Showing posts with label career. Show all posts
Showing posts with label career. Show all posts

04 June 2013

Life is just...


In addition to my full-time job as a bookseller (gotta pay those bills!), I've been working part-time at a local art museum (get that experience!), and let me just say... my days can get long.

At the museum, for the last seven months or so, I have been cataloguing every piece of work the museum owns, which means photographing, describing, measuring, storing, labeling, etc. every. single. piece. I'm only now getting to the wrapping-up stage of the project, but there are days, such as yesterday, when I put in four or more hours at the museum and then dip over to the bookstore (with a snack or an extra coffee in between) for a late eight hour shift. By the time I get home, I'm beat. Often my day off from the bookstore is spent working at the museum, so I have to plan for real days off.
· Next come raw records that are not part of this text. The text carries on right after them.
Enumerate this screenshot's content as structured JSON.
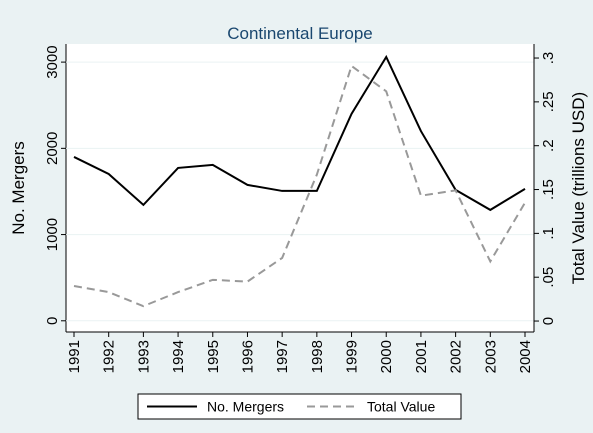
{
  "chart_data": {
    "type": "line",
    "title": "Continental Europe",
    "categories": [
      "1991",
      "1992",
      "1993",
      "1994",
      "1995",
      "1996",
      "1997",
      "1998",
      "1999",
      "2000",
      "2001",
      "2002",
      "2003",
      "2004"
    ],
    "series": [
      {
        "name": "No. Mergers",
        "color": "#000000",
        "dash": "solid",
        "values": [
          1900,
          1703,
          1344,
          1773,
          1808,
          1576,
          1506,
          1506,
          2400,
          3060,
          2200,
          1518,
          1286,
          1530
        ]
      },
      {
        "name": "Total Value",
        "color": "#999999",
        "dash": "dashed",
        "axis": "y2",
        "values": [
          0.04,
          0.033,
          0.017,
          0.033,
          0.047,
          0.045,
          0.072,
          0.167,
          0.291,
          0.262,
          0.143,
          0.149,
          0.068,
          0.135
        ]
      }
    ],
    "ylabel": "No. Mergers",
    "y2label": "Total Value (trillions USD)",
    "ylim": [
      -130,
      3210
    ],
    "yticks": [
      0,
      1000,
      2000,
      3000
    ],
    "y2lim": [
      -0.0125,
      0.316
    ],
    "y2ticks": [
      0,
      {
        "value": 0.05,
        "label": ".05"
      },
      {
        "value": 0.1,
        "label": ".1"
      },
      {
        "value": 0.15,
        "label": ".15"
      },
      {
        "value": 0.2,
        "label": ".2"
      },
      {
        "value": 0.25,
        "label": ".25"
      },
      {
        "value": 0.3,
        "label": ".3"
      }
    ],
    "grid": true,
    "legend": "bottom"
  }
}
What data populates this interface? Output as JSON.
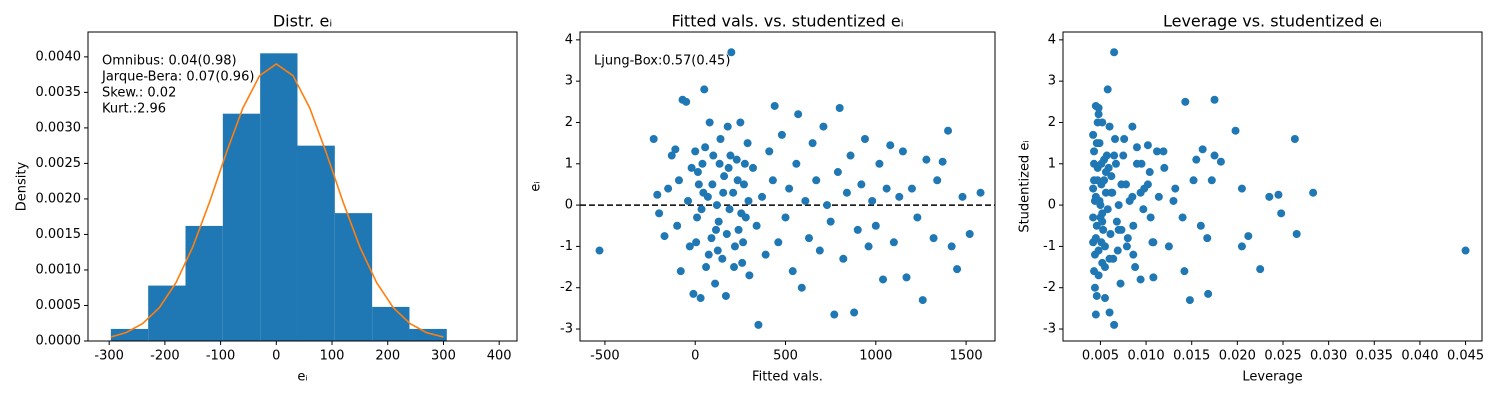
{
  "chart_data": [
    {
      "type": "histogram",
      "title": "Distr. eᵢ",
      "xlabel": "eᵢ",
      "ylabel": "Density",
      "annotations": [
        "Omnibus: 0.04(0.98)",
        "Jarque-Bera: 0.07(0.96)",
        "Skew.: 0.02",
        "Kurt.:2.96"
      ],
      "bins": [
        -297,
        -230,
        -163,
        -96,
        -29,
        38,
        105,
        172,
        239,
        306
      ],
      "values": [
        0.00017,
        0.00078,
        0.00162,
        0.0032,
        0.00405,
        0.00275,
        0.0018,
        0.00048,
        0.00017
      ],
      "color": "#1f77b4",
      "curve": {
        "color": "#ff7f0e",
        "x": [
          -297,
          -270,
          -240,
          -210,
          -180,
          -150,
          -120,
          -90,
          -60,
          -30,
          0,
          30,
          60,
          90,
          120,
          150,
          180,
          210,
          240,
          270,
          300
        ],
        "y": [
          5.63e-05,
          0.000117,
          0.000245,
          0.000469,
          0.000822,
          0.001323,
          0.001952,
          0.002643,
          0.00328,
          0.003735,
          0.0039,
          0.003735,
          0.00328,
          0.002643,
          0.001952,
          0.001323,
          0.000822,
          0.000469,
          0.000245,
          0.000117,
          5.63e-05
        ]
      },
      "xlim": [
        -338,
        432
      ],
      "xticks": [
        -300,
        -200,
        -100,
        0,
        100,
        200,
        300,
        400
      ],
      "ylim": [
        0,
        0.00435
      ],
      "yticks": [
        {
          "value": 0,
          "label": "0.0000"
        },
        0.0005,
        {
          "value": 0.001,
          "label": "0.0010"
        },
        0.0015,
        {
          "value": 0.002,
          "label": "0.0020"
        },
        0.0025,
        {
          "value": 0.003,
          "label": "0.0030"
        },
        0.0035,
        {
          "value": 0.004,
          "label": "0.0040"
        }
      ],
      "grid": false
    },
    {
      "type": "scatter",
      "title": "Fitted vals. vs. studentized eᵢ",
      "xlabel": "Fitted vals.",
      "ylabel": "eᵢ",
      "annotations": [
        "Ljung-Box:0.57(0.45)"
      ],
      "color": "#1f77b4",
      "reference_line": {
        "y": 0,
        "dash": "dashed",
        "color": "#000000"
      },
      "x": [
        -530,
        -230,
        -210,
        -200,
        -170,
        -150,
        -130,
        -110,
        -100,
        -90,
        -80,
        -70,
        -50,
        -40,
        -30,
        -20,
        -10,
        0,
        10,
        20,
        30,
        40,
        50,
        60,
        70,
        80,
        90,
        100,
        110,
        120,
        130,
        140,
        150,
        160,
        170,
        180,
        190,
        200,
        210,
        220,
        230,
        240,
        250,
        260,
        270,
        280,
        290,
        300,
        320,
        340,
        350,
        370,
        390,
        410,
        430,
        440,
        460,
        480,
        500,
        520,
        540,
        560,
        570,
        590,
        610,
        630,
        650,
        670,
        690,
        710,
        730,
        750,
        770,
        790,
        800,
        820,
        840,
        860,
        880,
        900,
        920,
        940,
        960,
        980,
        1000,
        1020,
        1040,
        1060,
        1080,
        1100,
        1130,
        1150,
        1170,
        1200,
        1230,
        1260,
        1280,
        1320,
        1340,
        1370,
        1400,
        1420,
        1450,
        1480,
        1520,
        1580,
        15,
        35,
        55,
        75,
        95,
        115,
        135,
        155,
        175,
        195,
        215,
        235,
        255,
        275,
        295,
        5,
        45,
        125,
        185,
        265
      ],
      "values": [
        -1.1,
        1.6,
        0.25,
        -0.2,
        -0.75,
        0.4,
        1.2,
        1.35,
        -0.5,
        0.6,
        -1.6,
        2.55,
        2.5,
        0.1,
        -1.0,
        0.9,
        -2.15,
        1.3,
        -0.3,
        0.5,
        -2.25,
        1.0,
        2.8,
        -1.5,
        0.2,
        2.0,
        -0.8,
        1.2,
        -1.9,
        0.0,
        -0.4,
        1.6,
        -1.3,
        0.7,
        -2.2,
        1.9,
        -0.1,
        3.7,
        0.3,
        -1.0,
        1.1,
        -0.6,
        2.0,
        -1.4,
        0.5,
        -0.3,
        1.5,
        -1.7,
        0.9,
        -0.5,
        -2.9,
        0.2,
        -1.2,
        1.3,
        0.6,
        2.4,
        -0.9,
        1.7,
        -0.3,
        0.4,
        -1.6,
        1.0,
        2.2,
        -2.0,
        0.1,
        -0.8,
        1.5,
        0.6,
        -1.1,
        1.9,
        0.0,
        -0.4,
        -2.65,
        0.8,
        2.35,
        -1.3,
        0.3,
        1.2,
        -2.6,
        -0.6,
        0.5,
        1.6,
        -1.0,
        0.1,
        -0.5,
        1.0,
        -1.8,
        0.4,
        1.45,
        -0.9,
        0.2,
        1.3,
        -1.75,
        0.4,
        -0.3,
        -2.3,
        1.1,
        -0.8,
        0.6,
        1.05,
        1.8,
        -1.0,
        -1.55,
        0.2,
        -0.7,
        0.3,
        0.8,
        -0.1,
        1.4,
        -1.2,
        0.5,
        -0.6,
        1.0,
        0.3,
        -0.7,
        1.2,
        -1.5,
        0.6,
        -0.2,
        1.0,
        0.1,
        -0.9,
        0.3,
        -1.1,
        0.9,
        -0.9
      ],
      "xlim": [
        -638,
        1660
      ],
      "xticks": [
        -500,
        0,
        500,
        1000,
        1500
      ],
      "ylim": [
        -3.29,
        4.19
      ],
      "yticks": [
        -3,
        -2,
        -1,
        0,
        1,
        2,
        3,
        4
      ],
      "grid": false
    },
    {
      "type": "scatter",
      "title": "Leverage vs. studentized eᵢ",
      "xlabel": "Leverage",
      "ylabel": "Studentized eᵢ",
      "color": "#1f77b4",
      "x": [
        0.045,
        0.0263,
        0.0245,
        0.0248,
        0.0212,
        0.0205,
        0.0175,
        0.0162,
        0.016,
        0.0152,
        0.0142,
        0.0175,
        0.0143,
        0.013,
        0.0125,
        0.012,
        0.0168,
        0.0112,
        0.0105,
        0.0102,
        0.0055,
        0.0095,
        0.0058,
        0.0088,
        0.0085,
        0.0052,
        0.008,
        0.0075,
        0.0072,
        0.007,
        0.0068,
        0.0066,
        0.0064,
        0.0062,
        0.0046,
        0.006,
        0.0058,
        0.0065,
        0.0056,
        0.0055,
        0.0054,
        0.0053,
        0.0047,
        0.0052,
        0.0051,
        0.005,
        0.0049,
        0.0048,
        0.0047,
        0.0046,
        0.0065,
        0.0045,
        0.0044,
        0.0043,
        0.0043,
        0.0045,
        0.0042,
        0.0042,
        0.0042,
        0.0042,
        0.0043,
        0.0043,
        0.0048,
        0.0044,
        0.0044,
        0.0045,
        0.0046,
        0.0047,
        0.0048,
        0.0085,
        0.005,
        0.0052,
        0.0045,
        0.0056,
        0.0048,
        0.006,
        0.0062,
        0.0065,
        0.006,
        0.007,
        0.0073,
        0.0076,
        0.0079,
        0.0082,
        0.0086,
        0.009,
        0.0094,
        0.0098,
        0.0102,
        0.0107,
        0.0114,
        0.0119,
        0.0108,
        0.0132,
        0.014,
        0.0148,
        0.0155,
        0.0167,
        0.0172,
        0.0182,
        0.0198,
        0.0205,
        0.0225,
        0.0235,
        0.0265,
        0.0283,
        0.0104,
        0.0097,
        0.009,
        0.0086,
        0.0078,
        0.0073,
        0.0067,
        0.0063,
        0.0061,
        0.0057,
        0.0055,
        0.0054,
        0.0052,
        0.0051,
        0.0049,
        0.0108,
        0.0094,
        0.0069,
        0.0059,
        0.0051
      ],
      "values": [
        -1.1,
        1.6,
        0.25,
        -0.2,
        -0.75,
        0.4,
        1.2,
        1.35,
        -0.5,
        0.6,
        -1.6,
        2.55,
        2.5,
        0.1,
        -1.0,
        0.9,
        -2.15,
        1.3,
        -0.3,
        0.5,
        -2.25,
        1.0,
        2.8,
        -1.5,
        0.2,
        2.0,
        -0.8,
        1.2,
        -1.9,
        0.0,
        -0.4,
        1.6,
        -1.3,
        0.7,
        -2.2,
        1.9,
        -0.1,
        3.7,
        0.3,
        -1.0,
        1.1,
        -0.6,
        2.0,
        -1.4,
        0.5,
        -0.3,
        1.5,
        -1.7,
        0.9,
        -0.5,
        -2.9,
        0.2,
        -1.2,
        1.3,
        0.6,
        2.4,
        -0.9,
        1.7,
        -0.3,
        0.4,
        -1.6,
        1.0,
        2.2,
        -2.0,
        0.1,
        -0.8,
        1.5,
        0.6,
        -1.1,
        1.9,
        0.0,
        -0.4,
        -2.65,
        0.8,
        2.35,
        -1.3,
        0.3,
        1.2,
        -2.6,
        -0.6,
        0.5,
        1.6,
        -1.0,
        0.1,
        -0.5,
        1.0,
        -1.8,
        0.4,
        1.45,
        -0.9,
        0.2,
        1.3,
        -1.75,
        0.4,
        -0.3,
        -2.3,
        1.1,
        -0.8,
        0.6,
        1.05,
        1.8,
        -1.0,
        -1.55,
        0.2,
        -0.7,
        0.3,
        0.8,
        -0.1,
        1.4,
        -1.2,
        0.5,
        -0.6,
        1.0,
        0.3,
        -0.7,
        1.2,
        -1.5,
        0.6,
        -0.2,
        1.0,
        0.1,
        -0.9,
        0.3,
        -1.1,
        0.9,
        -0.9
      ],
      "xlim": [
        0.0009,
        0.0468
      ],
      "xticks": [
        0.005,
        {
          "value": 0.01,
          "label": "0.010"
        },
        0.015,
        {
          "value": 0.02,
          "label": "0.020"
        },
        0.025,
        {
          "value": 0.03,
          "label": "0.030"
        },
        0.035,
        {
          "value": 0.04,
          "label": "0.040"
        },
        0.045
      ],
      "ylim": [
        -3.29,
        4.19
      ],
      "yticks": [
        -3,
        -2,
        -1,
        0,
        1,
        2,
        3,
        4
      ],
      "grid": false
    }
  ]
}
So... it's mornings or evenings after a shift at the bookstore, when I have some time to myself, that I try to relish that free time and think of it like a day off. Kind of pathetic, I know, but such is the adult life of a student loan-paying, practical experience-wanting, about-to-head-to-grad-school sort of gal!

It's easy to feel stressed and pulled in too many directions, but I also think of all the ways that being busy is good:

1. Where the bookstore has given me a huge knowledge base about literature and practical leadership skills, the art museum is providing experience and knowledge in my chosen field -- both of these things lend themselves well to my future career aspirations.
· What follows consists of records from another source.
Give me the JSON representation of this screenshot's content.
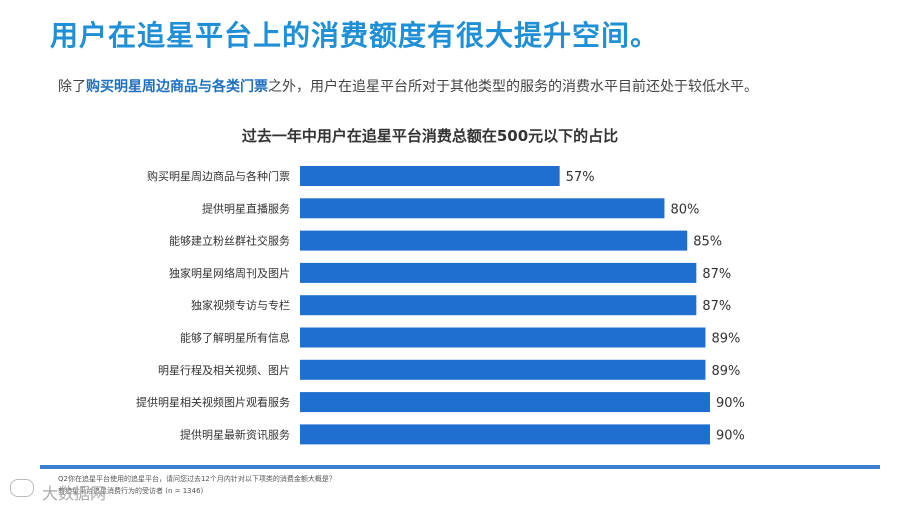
{
  "page": {
    "title": "用户在追星平台上的消费额度有很大提升空间。",
    "subtitle_prefix": "除了",
    "subtitle_highlight": "购买明星周边商品与各类门票",
    "subtitle_suffix": "之外，用户在追星平台所对于其他类型的服务的消费水平目前还处于较低水平。"
  },
  "chart_data": {
    "type": "bar",
    "orientation": "horizontal",
    "title": "过去一年中用户在追星平台消费总额在500元以下的占比",
    "categories": [
      "购买明星周边商品与各种门票",
      "提供明星直播服务",
      "能够建立粉丝群社交服务",
      "独家明星网络周刊及图片",
      "独家视频专访与专栏",
      "能够了解明星所有信息",
      "明星行程及相关视频、图片",
      "提供明星相关视频图片观看服务",
      "提供明星最新资讯服务"
    ],
    "values": [
      57,
      80,
      85,
      87,
      87,
      89,
      89,
      90,
      90
    ],
    "value_labels": [
      "57%",
      "80%",
      "85%",
      "87%",
      "87%",
      "89%",
      "89%",
      "90%",
      "90%"
    ],
    "unit": "%",
    "xlim": [
      0,
      100
    ],
    "color": "#1f6fd0"
  },
  "footer": {
    "note1": "Q2你在追星平台使用的追星平台，请问您过去12个月内针对以下项类的消费金额大概是？",
    "note2": "有追星平台追星消费行为的受访者 (n = 1346)",
    "watermark": "大数据网"
  }
}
2. Being busy makes me feel productive. I can get home at the end of the day, totally wiped out, and feel like I accomplished something, even if it was only a matter of shelving some books or photographing twenty paintings.

3. Staying busy makes the time fly!

That last point is my favorite of them all.


I received word from Edinburgh admissions that I will be receiving my CAS number in the next few days. The Confirmation of Acceptance for Studies number (CAS) is assigned to students in the UK to qualify them for a student visa -- to show the UK Border Agency that the student is qualified to attend the university and the university has in fact accepted them into a legit program. It's all very exciting stuff, I know, but the CAS is the necessary remaining ingredient for my visa application, and that, at least to me, is very exciting! Because then that means... AIRFARE. ;)


I hope everyone is having a wonderful Tuesday morning. I'm enjoying the spring rain outside, of the gentle, steady variety... sipping my coffee, and snacking on the best cherries ever. They're in season -- go get some! YUM.


Days to Edinburgh move-in: 95

14 May 2013

The left and the right...


As I checked my email today and learned, disappointingly, that I was not chosen for one of the three major scholarships I applied to for my year at the University of Edinburgh, I realized that I have plenty of reasons to be anxious as well as excited about the upcoming school year.

My mind is made up; I'm going. I made that decision well over a year ago, but now, as we get into summer with a little over three months to departure, I'm getting that sort of anxious, curdled feeling that comes with worries and woes about money and "the future" and "my path." My right and left brain are constantly at odds: one part of me wants everything planned out ad infinitum, and the other part of me prefers to go with the flow.

I suppose there's always going to be anxiety about making any kind of life-altering decision. This masters program only takes one calendar year, which my left brain is really happy to know is totally regimented and planned, but the material point is that once I've done it, I can't really go back to the way things were/are. Student debt is a killer. And I have a hard time not picturing a giant black hole of life/career uncertainty after I graduate. My left brain wants to make sure I have a fallback plan; my right brain is sure something will work out as long as I'm smart about my choices and work my hardest. Both are probably correct.

I'm awaiting word on two more major scholarships, and one other smaller external one. Crossing fingers, but money isn't everything. If it was, I'd not have chosen to be an art historian!